Airline Competition in Denver
I read these articles about Southwest Airlines expanding in Denver -
and I realized how much has changed in 12 years. This is why people in Denver travel are able to travel more, and their friends have more opportunities to visit them here.
If you stepped into your time machine and dialed up 1995, the year Denver International Airport opened, you would find very few flight operations except for United Airlines. Using most of the “B” gates they saw moderate origin and destination traffic, and heavy connecting traffic to cities large and small around the west. Back then DEN, (or DIA as the locals call it,) was the definition of a fortress hub. United Airlines owned it, and with exception to other airlines’ hub service, (i.e. Delta to SLC and Atlanta, Continental to Houston,) there were very few other destinations not served by United. The airport itself had a feeling of emptiness, with many seldom used gates among it’s sleek, modern yet cavernous empty spaces.
Back in 1996 I was in the process of moving to Los Angeles, and I flew out there about three times before making the move. However I like many others elected to drive down to Colorado Springs, located 70 miles from downtown Denver on the south side of the city. It’s not exactly convenient with a small mountain pass, a sluggish drive through a congested urban area, then four miles on arterials. But at that time Western Pacific Airlines, (remember the “Simpson’s” plane,) was in high gear and offering bargain prices. It was a well needed alternative to Denver’s sky high prices. Western Pacific gave Colorado Springs a tremendous spike in traffic; however they ceased operations in 1998, just after announcing plans to merge with Frontier Airlines.
Meanwhile back at the gigantic Denver airport competition was still lacking.

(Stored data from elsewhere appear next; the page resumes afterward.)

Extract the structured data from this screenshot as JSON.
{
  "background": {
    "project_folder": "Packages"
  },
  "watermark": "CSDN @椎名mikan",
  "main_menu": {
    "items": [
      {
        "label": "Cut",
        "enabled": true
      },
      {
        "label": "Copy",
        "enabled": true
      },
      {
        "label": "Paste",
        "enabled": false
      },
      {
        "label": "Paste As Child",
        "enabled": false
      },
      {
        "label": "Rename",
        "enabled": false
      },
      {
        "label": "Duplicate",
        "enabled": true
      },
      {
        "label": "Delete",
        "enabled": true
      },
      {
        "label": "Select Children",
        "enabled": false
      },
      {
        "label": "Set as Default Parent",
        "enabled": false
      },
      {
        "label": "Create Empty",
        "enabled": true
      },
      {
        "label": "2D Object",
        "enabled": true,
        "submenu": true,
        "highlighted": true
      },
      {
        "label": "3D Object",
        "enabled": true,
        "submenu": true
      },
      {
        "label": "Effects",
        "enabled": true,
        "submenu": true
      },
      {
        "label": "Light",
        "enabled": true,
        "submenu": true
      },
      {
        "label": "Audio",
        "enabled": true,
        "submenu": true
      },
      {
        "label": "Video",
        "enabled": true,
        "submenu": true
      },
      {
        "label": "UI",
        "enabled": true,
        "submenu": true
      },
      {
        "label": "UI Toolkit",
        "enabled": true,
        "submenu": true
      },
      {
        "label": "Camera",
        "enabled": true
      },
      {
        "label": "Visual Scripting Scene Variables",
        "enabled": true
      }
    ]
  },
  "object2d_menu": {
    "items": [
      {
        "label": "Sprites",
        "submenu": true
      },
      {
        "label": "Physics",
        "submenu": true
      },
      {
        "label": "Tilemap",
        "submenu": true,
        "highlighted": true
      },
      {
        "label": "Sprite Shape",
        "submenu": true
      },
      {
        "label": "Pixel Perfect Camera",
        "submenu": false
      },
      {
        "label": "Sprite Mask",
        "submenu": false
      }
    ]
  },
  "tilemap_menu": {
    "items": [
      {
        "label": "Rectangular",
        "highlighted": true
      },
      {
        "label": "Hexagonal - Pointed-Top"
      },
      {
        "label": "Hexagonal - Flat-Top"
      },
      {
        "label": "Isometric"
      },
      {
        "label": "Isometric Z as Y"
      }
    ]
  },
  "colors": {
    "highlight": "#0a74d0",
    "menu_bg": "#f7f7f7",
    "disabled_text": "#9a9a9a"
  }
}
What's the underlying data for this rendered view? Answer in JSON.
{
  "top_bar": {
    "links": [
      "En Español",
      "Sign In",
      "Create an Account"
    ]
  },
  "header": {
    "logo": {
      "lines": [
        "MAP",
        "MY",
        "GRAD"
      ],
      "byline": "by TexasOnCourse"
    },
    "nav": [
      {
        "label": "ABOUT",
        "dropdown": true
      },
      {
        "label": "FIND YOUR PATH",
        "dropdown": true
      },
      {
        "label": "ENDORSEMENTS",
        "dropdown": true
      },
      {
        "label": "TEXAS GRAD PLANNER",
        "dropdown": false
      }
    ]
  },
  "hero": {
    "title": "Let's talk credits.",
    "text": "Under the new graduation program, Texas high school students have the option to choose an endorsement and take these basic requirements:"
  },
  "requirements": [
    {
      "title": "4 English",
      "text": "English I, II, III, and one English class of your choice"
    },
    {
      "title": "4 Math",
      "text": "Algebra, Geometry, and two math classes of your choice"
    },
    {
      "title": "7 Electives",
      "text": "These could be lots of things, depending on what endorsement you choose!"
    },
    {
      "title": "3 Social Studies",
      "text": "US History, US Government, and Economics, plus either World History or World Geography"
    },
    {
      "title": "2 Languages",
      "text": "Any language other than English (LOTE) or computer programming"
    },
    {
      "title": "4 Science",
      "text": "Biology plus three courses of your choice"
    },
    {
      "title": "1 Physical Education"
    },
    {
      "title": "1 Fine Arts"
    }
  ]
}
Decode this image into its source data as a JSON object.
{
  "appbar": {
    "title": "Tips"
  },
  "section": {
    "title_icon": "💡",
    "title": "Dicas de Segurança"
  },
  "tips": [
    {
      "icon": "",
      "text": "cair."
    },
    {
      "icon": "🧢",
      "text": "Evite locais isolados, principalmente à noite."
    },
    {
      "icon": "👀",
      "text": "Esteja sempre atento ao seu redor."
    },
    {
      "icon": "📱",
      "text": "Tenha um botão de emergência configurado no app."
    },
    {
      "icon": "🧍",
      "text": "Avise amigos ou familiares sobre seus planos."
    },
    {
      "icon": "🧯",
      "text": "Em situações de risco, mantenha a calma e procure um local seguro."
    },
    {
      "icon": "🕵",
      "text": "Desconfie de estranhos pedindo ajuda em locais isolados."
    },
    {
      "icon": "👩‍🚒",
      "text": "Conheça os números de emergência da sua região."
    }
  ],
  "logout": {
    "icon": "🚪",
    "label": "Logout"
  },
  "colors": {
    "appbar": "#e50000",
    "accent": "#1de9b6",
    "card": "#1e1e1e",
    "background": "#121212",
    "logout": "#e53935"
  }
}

Little development was in or around the massive swath of land, making DIA seem ever further away. (In Kansas as many still say.) Frontier Airlines, which started in 1994, was still adding routes and becoming a player in the Denver market. They managed to keep United competitive on the routes they flew – which was mostly two to three flights daily to select major cities. Over the years Frontier converted their fleet of old 737s to Airbus aircraft. Their customer service reputation remains high overall, and similar to jetBlue they offer live TV on board. Frontier also developed a large Mexico presence, (much welcome during our winter months,) and now even flies to Costa Rica. They haven’t had much success with point to point service outside of Denver, so the bulk of their flights still connect in Denver. However for us living here we’ve supported them and consider them a big player in our market, just like United.
Fast forward to the last few years. Southwest finally starts service to Denver in January of 2006. Few predicted they would consider Denver due to the high prices associated with a base there. Colorado Springs would have seemed a more logical choice, or even the northern Colorado Fort Collins/Loveland airport and it’s tiny terminal. (Which only Allegiant airlines charters serve.)
According to this archived press release Southwest’s initial cities were Chicago, Las Vegas, and Baltimore. Over the past two years the number of cities has grown and grown, enough to where airfare shoppers regularly add Southwest into their searches.
That low cost carrier traffic helped bring prices down overall, and things have grown rapidly at Denver by the regulars and more: jetBlue’s flights serve New York, Lufthansa serves cities in Germany non-stop, and United just announcing non-stop London service, adding a choice to British Airway’s already existing non-stop.
The underground trams serving all gates have been upgraded and synced for more frequent service. United is expanding it’s “B” gates to accommodate more, (and probably more,) commuter flights. When completed the Fastrack’s “East Corridor” will terminate at south end of the Jeppesen terminal, providing rail service between the airport and downtown.
I now find DIA constantly crowded, and need to use my not so secret alternative security checkpoint more and more. While annoying, it’s a sign of success – which is a good thing.
People will still have the regular complaints about Denver’s airport: it’s far from the city, long security lines, and it’s susceptible to blizzards – but we can’t complain about lack of competition and airfare prices. So thank you Southwest Airlines. Oh and please don’t put Frontier out of business. We like all of you – yes even United at times.